What's an LLM?
Chatbots run on an LLM — a large language model. A single idea explains both why it writes so fluently and why it can be confidently wrong.
What it actually does
An LLM is trained on a vast amount of writing to do one thing: given everything written so far, predict the next chunk of text. A fair picture is autocomplete that has read a vast amount of writing. Everything a chatbot says is built this way — one likely piece after another.
Likely, not true
The same trick cuts both ways. Predicting likely words is what makes it fluent — and it means the model never checks whether those words are true. So it can be wrong while sounding perfectly sure; an invented fact reads as smoothly as a real one.

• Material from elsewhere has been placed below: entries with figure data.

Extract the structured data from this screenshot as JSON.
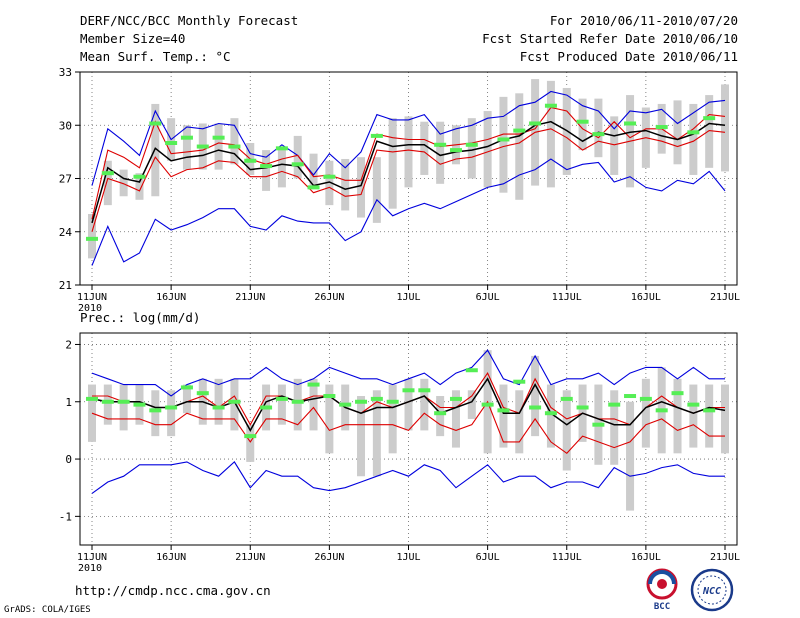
{
  "header": {
    "title": "DERF/NCC/BCC Monthly Forecast",
    "member_size": "Member Size=40",
    "variable": "Mean Surf. Temp.: °C",
    "period": "For 2010/06/11-2010/07/20",
    "started": "Fcst Started Refer Date 2010/06/10",
    "produced": "Fcst Produced Date 2010/06/11"
  },
  "colors": {
    "max_min_line": "#0000dd",
    "spread_line": "#dd0000",
    "mean_line": "#000000",
    "reference_marker": "#55ee55",
    "box": "#cccccc",
    "grid": "#666666"
  },
  "footer": {
    "url": "http://cmdp.ncc.cma.gov.cn",
    "credit": "GrADS: COLA/IGES",
    "logo_left": "BCC",
    "logo_right": "NCC"
  },
  "chart_data": [
    {
      "type": "line",
      "title": "Mean Surf. Temp.: °C",
      "ylabel": "°C",
      "ylim": [
        21,
        33
      ],
      "yticks": [
        21,
        24,
        27,
        30,
        33
      ],
      "xlim": [
        0,
        40
      ],
      "x_ticks": [
        {
          "x": 0,
          "label": "11JUN"
        },
        {
          "x": 5,
          "label": "16JUN"
        },
        {
          "x": 10,
          "label": "21JUN"
        },
        {
          "x": 15,
          "label": "26JUN"
        },
        {
          "x": 20,
          "label": "1JUL"
        },
        {
          "x": 25,
          "label": "6JUL"
        },
        {
          "x": 30,
          "label": "11JUL"
        },
        {
          "x": 35,
          "label": "16JUL"
        },
        {
          "x": 40,
          "label": "21JUL"
        }
      ],
      "year_label": "2010",
      "grid": true,
      "box_low": [
        22.5,
        25.5,
        26,
        25.8,
        26,
        28,
        27.5,
        27.5,
        27.5,
        27.8,
        27.2,
        26.3,
        26.5,
        27,
        26.5,
        25.5,
        25.2,
        24.8,
        24.5,
        25.3,
        26.5,
        27.2,
        26.7,
        27.8,
        27,
        26.5,
        26.2,
        25.8,
        26.6,
        26.5,
        27.2,
        28.6,
        28.2,
        27.2,
        26.5,
        27.6,
        28.4,
        27.8,
        27.2,
        27.6,
        27.4
      ],
      "box_high": [
        25,
        28,
        27.5,
        27.3,
        31.2,
        30.4,
        30,
        30.1,
        30.1,
        30.4,
        29,
        28.6,
        28.8,
        29.4,
        28.4,
        28,
        28.1,
        28.2,
        28.2,
        30.4,
        30.5,
        30.2,
        30.2,
        30,
        30.4,
        30.8,
        31.6,
        31.8,
        32.6,
        32.5,
        32.1,
        31.5,
        31.5,
        30.5,
        31.7,
        31,
        31.2,
        31.4,
        31.2,
        31.7,
        32.3
      ],
      "series": [
        {
          "name": "max",
          "color": "#0000dd",
          "values": [
            26.6,
            29.8,
            29.1,
            28.3,
            30.8,
            29.2,
            29.9,
            29.8,
            30.1,
            30,
            28.4,
            28.2,
            28.9,
            28.3,
            27.2,
            28.4,
            27.6,
            28.5,
            30.6,
            30.3,
            30.3,
            30.6,
            29.5,
            29.8,
            30,
            30.4,
            30.5,
            31.1,
            31.3,
            31.9,
            31.7,
            31.1,
            30.8,
            29.8,
            30.8,
            30.7,
            30.9,
            30.1,
            30.7,
            31.3,
            31.4
          ]
        },
        {
          "name": "upper",
          "color": "#dd0000",
          "values": [
            24.7,
            28.6,
            28.2,
            27.6,
            30.2,
            28.4,
            28.5,
            28.6,
            29.0,
            28.9,
            28.1,
            27.8,
            28.1,
            28.3,
            27.1,
            27.2,
            26.9,
            26.9,
            29.5,
            29.3,
            29.2,
            29.2,
            28.8,
            28.9,
            29,
            29.2,
            29.5,
            29.5,
            29.8,
            31,
            30.8,
            29.8,
            29.3,
            30.2,
            29.3,
            29.8,
            29.8,
            29.2,
            29.8,
            30.6,
            30.5
          ]
        },
        {
          "name": "mean",
          "color": "#000000",
          "values": [
            24.5,
            27.6,
            27,
            26.8,
            28.7,
            28,
            28.2,
            28.3,
            28.6,
            28.4,
            27.5,
            27.6,
            27.8,
            27.7,
            26.6,
            26.8,
            26.4,
            26.6,
            29.1,
            28.8,
            28.9,
            28.9,
            28.3,
            28.5,
            28.6,
            28.8,
            29.2,
            29.4,
            30,
            30.2,
            29.7,
            29.1,
            29.6,
            29.4,
            29.6,
            29.7,
            29.4,
            29.2,
            29.5,
            30.1,
            30
          ]
        },
        {
          "name": "lower",
          "color": "#dd0000",
          "values": [
            24,
            27,
            26.7,
            26.3,
            28.2,
            27.1,
            27.5,
            27.6,
            28,
            27.9,
            27.1,
            27.1,
            27.4,
            27.1,
            26.2,
            26.5,
            26,
            26.1,
            28.6,
            28.5,
            28.6,
            28.5,
            27.8,
            28.1,
            28.2,
            28.5,
            28.8,
            29,
            29.6,
            29.8,
            29.3,
            28.6,
            29.1,
            28.9,
            29.1,
            29.3,
            29.1,
            28.8,
            29.1,
            29.7,
            29.6
          ]
        },
        {
          "name": "min",
          "color": "#0000dd",
          "values": [
            22.1,
            24.3,
            22.3,
            22.8,
            24.7,
            24.1,
            24.4,
            24.8,
            25.3,
            25.3,
            24.3,
            24.1,
            24.9,
            24.6,
            24.5,
            24.5,
            23.5,
            24,
            25.8,
            24.9,
            25.3,
            25.6,
            25.3,
            25.7,
            26.1,
            26.5,
            26.7,
            27.2,
            27.5,
            28.1,
            27.5,
            27.8,
            27.9,
            26.8,
            27.1,
            26.5,
            26.3,
            26.9,
            26.7,
            27.4,
            26.3
          ]
        }
      ],
      "reference_markers": [
        {
          "x": 0,
          "y": 23.6
        },
        {
          "x": 1,
          "y": 27.3
        },
        {
          "x": 3,
          "y": 27.1
        },
        {
          "x": 4,
          "y": 30.1
        },
        {
          "x": 5,
          "y": 29
        },
        {
          "x": 6,
          "y": 29.3
        },
        {
          "x": 7,
          "y": 28.8
        },
        {
          "x": 8,
          "y": 29.3
        },
        {
          "x": 9,
          "y": 28.8
        },
        {
          "x": 10,
          "y": 28
        },
        {
          "x": 11,
          "y": 27.7
        },
        {
          "x": 12,
          "y": 28.7
        },
        {
          "x": 13,
          "y": 27.8
        },
        {
          "x": 14,
          "y": 26.5
        },
        {
          "x": 15,
          "y": 27.1
        },
        {
          "x": 18,
          "y": 29.4
        },
        {
          "x": 22,
          "y": 28.9
        },
        {
          "x": 23,
          "y": 28.6
        },
        {
          "x": 24,
          "y": 28.9
        },
        {
          "x": 26,
          "y": 29.2
        },
        {
          "x": 27,
          "y": 29.7
        },
        {
          "x": 28,
          "y": 30.1
        },
        {
          "x": 29,
          "y": 31.1
        },
        {
          "x": 31,
          "y": 30.2
        },
        {
          "x": 32,
          "y": 29.5
        },
        {
          "x": 34,
          "y": 30.1
        },
        {
          "x": 36,
          "y": 29.9
        },
        {
          "x": 38,
          "y": 29.6
        },
        {
          "x": 39,
          "y": 30.4
        }
      ]
    },
    {
      "type": "line",
      "title": "Prec.: log(mm/d)",
      "ylabel": "log(mm/d)",
      "ylim": [
        -1.5,
        2.2
      ],
      "yticks": [
        -1,
        0,
        1,
        2
      ],
      "xlim": [
        0,
        40
      ],
      "x_ticks": [
        {
          "x": 0,
          "label": "11JUN"
        },
        {
          "x": 5,
          "label": "16JUN"
        },
        {
          "x": 10,
          "label": "21JUN"
        },
        {
          "x": 15,
          "label": "26JUN"
        },
        {
          "x": 20,
          "label": "1JUL"
        },
        {
          "x": 25,
          "label": "6JUL"
        },
        {
          "x": 30,
          "label": "11JUL"
        },
        {
          "x": 35,
          "label": "16JUL"
        },
        {
          "x": 40,
          "label": "21JUL"
        }
      ],
      "year_label": "2010",
      "grid": true,
      "box_low": [
        0.3,
        0.6,
        0.5,
        0.6,
        0.4,
        0.4,
        0.8,
        0.6,
        0.6,
        0.5,
        -0.05,
        0.5,
        0.6,
        0.5,
        0.5,
        0.1,
        0.5,
        -0.3,
        -0.3,
        0.1,
        0.5,
        0.5,
        0.4,
        0.2,
        0.7,
        0.1,
        0.2,
        0.1,
        0.4,
        0.2,
        -0.2,
        0.3,
        -0.1,
        -0.1,
        -0.9,
        0.2,
        0.1,
        0.1,
        0.2,
        0.2,
        0.1
      ],
      "box_high": [
        1.3,
        1.3,
        1.3,
        1.3,
        1.2,
        1.2,
        1.3,
        1.4,
        1.4,
        1.4,
        0.6,
        1.3,
        1.3,
        1.4,
        1.4,
        1.3,
        1.3,
        1.1,
        1.2,
        1.3,
        1.4,
        1.4,
        1.1,
        1.2,
        1.2,
        1.9,
        1.3,
        1.2,
        1.8,
        1.3,
        1.2,
        1.3,
        1.3,
        1.2,
        1.0,
        1.4,
        1.6,
        1.4,
        1.3,
        1.3,
        1.3
      ],
      "series": [
        {
          "name": "max",
          "color": "#0000dd",
          "values": [
            1.5,
            1.4,
            1.3,
            1.3,
            1.3,
            1.1,
            1.3,
            1.4,
            1.3,
            1.4,
            1.4,
            1.6,
            1.4,
            1.3,
            1.4,
            1.6,
            1.5,
            1.4,
            1.4,
            1.3,
            1.4,
            1.5,
            1.3,
            1.5,
            1.6,
            1.9,
            1.4,
            1.3,
            1.8,
            1.3,
            1.4,
            1.4,
            1.5,
            1.3,
            1.5,
            1.6,
            1.6,
            1.4,
            1.6,
            1.4,
            1.4
          ]
        },
        {
          "name": "upper",
          "color": "#dd0000",
          "values": [
            1.1,
            1.1,
            1.0,
            1.0,
            0.9,
            0.9,
            1.0,
            1.1,
            0.9,
            1.1,
            0.6,
            1.1,
            1.1,
            1.0,
            1.1,
            1.1,
            0.9,
            0.8,
            1.0,
            0.9,
            1.0,
            1.1,
            0.9,
            0.9,
            1.1,
            1.5,
            0.9,
            0.8,
            1.4,
            0.9,
            0.7,
            0.8,
            0.7,
            0.7,
            0.6,
            0.9,
            1.1,
            0.9,
            0.8,
            0.9,
            0.9
          ]
        },
        {
          "name": "mean",
          "color": "#000000",
          "values": [
            1.05,
            1.0,
            1.0,
            1.0,
            0.9,
            0.9,
            1.0,
            1.0,
            0.9,
            1.0,
            0.5,
            1.0,
            1.1,
            1.0,
            1.05,
            1.1,
            0.9,
            0.8,
            0.9,
            0.9,
            1.0,
            1.1,
            0.8,
            0.9,
            1.0,
            1.4,
            0.8,
            0.8,
            1.3,
            0.8,
            0.6,
            0.8,
            0.7,
            0.6,
            0.6,
            0.9,
            1.0,
            0.9,
            0.8,
            0.9,
            0.85
          ]
        },
        {
          "name": "lower",
          "color": "#dd0000",
          "values": [
            0.8,
            0.7,
            0.7,
            0.7,
            0.6,
            0.6,
            0.8,
            0.7,
            0.7,
            0.7,
            0.3,
            0.7,
            0.7,
            0.6,
            0.9,
            0.5,
            0.6,
            0.6,
            0.6,
            0.6,
            0.5,
            0.8,
            0.6,
            0.5,
            0.6,
            1.0,
            0.3,
            0.3,
            0.7,
            0.3,
            0.1,
            0.4,
            0.3,
            0.2,
            0.3,
            0.6,
            0.7,
            0.5,
            0.6,
            0.4,
            0.4
          ]
        },
        {
          "name": "min",
          "color": "#0000dd",
          "values": [
            -0.6,
            -0.4,
            -0.3,
            -0.1,
            -0.1,
            -0.1,
            -0.05,
            -0.2,
            -0.3,
            -0.05,
            -0.5,
            -0.2,
            -0.3,
            -0.3,
            -0.5,
            -0.55,
            -0.5,
            -0.4,
            -0.3,
            -0.2,
            -0.3,
            -0.1,
            -0.2,
            -0.5,
            -0.3,
            -0.1,
            -0.4,
            -0.3,
            -0.3,
            -0.5,
            -0.4,
            -0.4,
            -0.5,
            -0.15,
            -0.3,
            -0.25,
            -0.15,
            -0.1,
            -0.25,
            -0.3,
            -0.3
          ]
        }
      ],
      "reference_markers": [
        {
          "x": 0,
          "y": 1.05
        },
        {
          "x": 1,
          "y": 1.0
        },
        {
          "x": 2,
          "y": 1.0
        },
        {
          "x": 3,
          "y": 0.95
        },
        {
          "x": 4,
          "y": 0.85
        },
        {
          "x": 5,
          "y": 0.9
        },
        {
          "x": 6,
          "y": 1.25
        },
        {
          "x": 7,
          "y": 1.15
        },
        {
          "x": 8,
          "y": 0.9
        },
        {
          "x": 9,
          "y": 1.0
        },
        {
          "x": 10,
          "y": 0.4
        },
        {
          "x": 11,
          "y": 0.9
        },
        {
          "x": 12,
          "y": 1.05
        },
        {
          "x": 13,
          "y": 1.0
        },
        {
          "x": 14,
          "y": 1.3
        },
        {
          "x": 15,
          "y": 1.1
        },
        {
          "x": 16,
          "y": 0.95
        },
        {
          "x": 17,
          "y": 1.0
        },
        {
          "x": 18,
          "y": 1.05
        },
        {
          "x": 19,
          "y": 1.0
        },
        {
          "x": 20,
          "y": 1.2
        },
        {
          "x": 21,
          "y": 1.2
        },
        {
          "x": 22,
          "y": 0.8
        },
        {
          "x": 23,
          "y": 1.05
        },
        {
          "x": 24,
          "y": 1.55
        },
        {
          "x": 25,
          "y": 0.95
        },
        {
          "x": 26,
          "y": 0.85
        },
        {
          "x": 27,
          "y": 1.35
        },
        {
          "x": 28,
          "y": 0.9
        },
        {
          "x": 29,
          "y": 0.8
        },
        {
          "x": 30,
          "y": 1.05
        },
        {
          "x": 31,
          "y": 0.9
        },
        {
          "x": 32,
          "y": 0.6
        },
        {
          "x": 33,
          "y": 0.95
        },
        {
          "x": 34,
          "y": 1.1
        },
        {
          "x": 35,
          "y": 1.05
        },
        {
          "x": 36,
          "y": 0.85
        },
        {
          "x": 37,
          "y": 1.15
        },
        {
          "x": 38,
          "y": 0.95
        },
        {
          "x": 39,
          "y": 0.85
        }
      ]
    }
  ]
}
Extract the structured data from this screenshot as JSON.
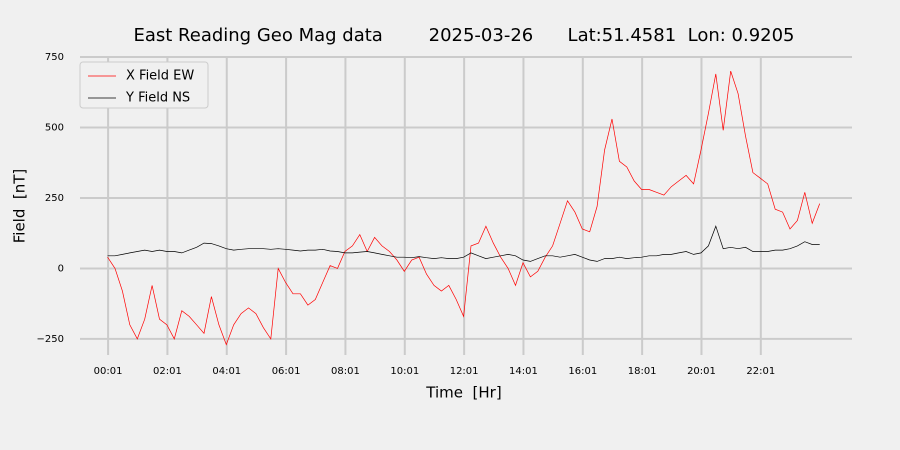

Fluency and confident error share one source.
What to check
Its knowledge has an edge — it stops around when its training did, so it won't automatically know recent events, and it doesn't look things up unless given tools to. That makes it strong for wording, explaining, drafting, and ideas, and shakier on specifics. A workable habit: treat any fact, name, number, or quote as a guess to check. You remain the judge. See what it's good at.
If an LLM predicts what's likely rather than what's true, what does that mean for the facts it gives you?
Its fluent, confident tone is no guarantee of accuracy — it's predicting probable wording, not verifying it. Any fact, name, number, or quote is worth treating as a guess to check.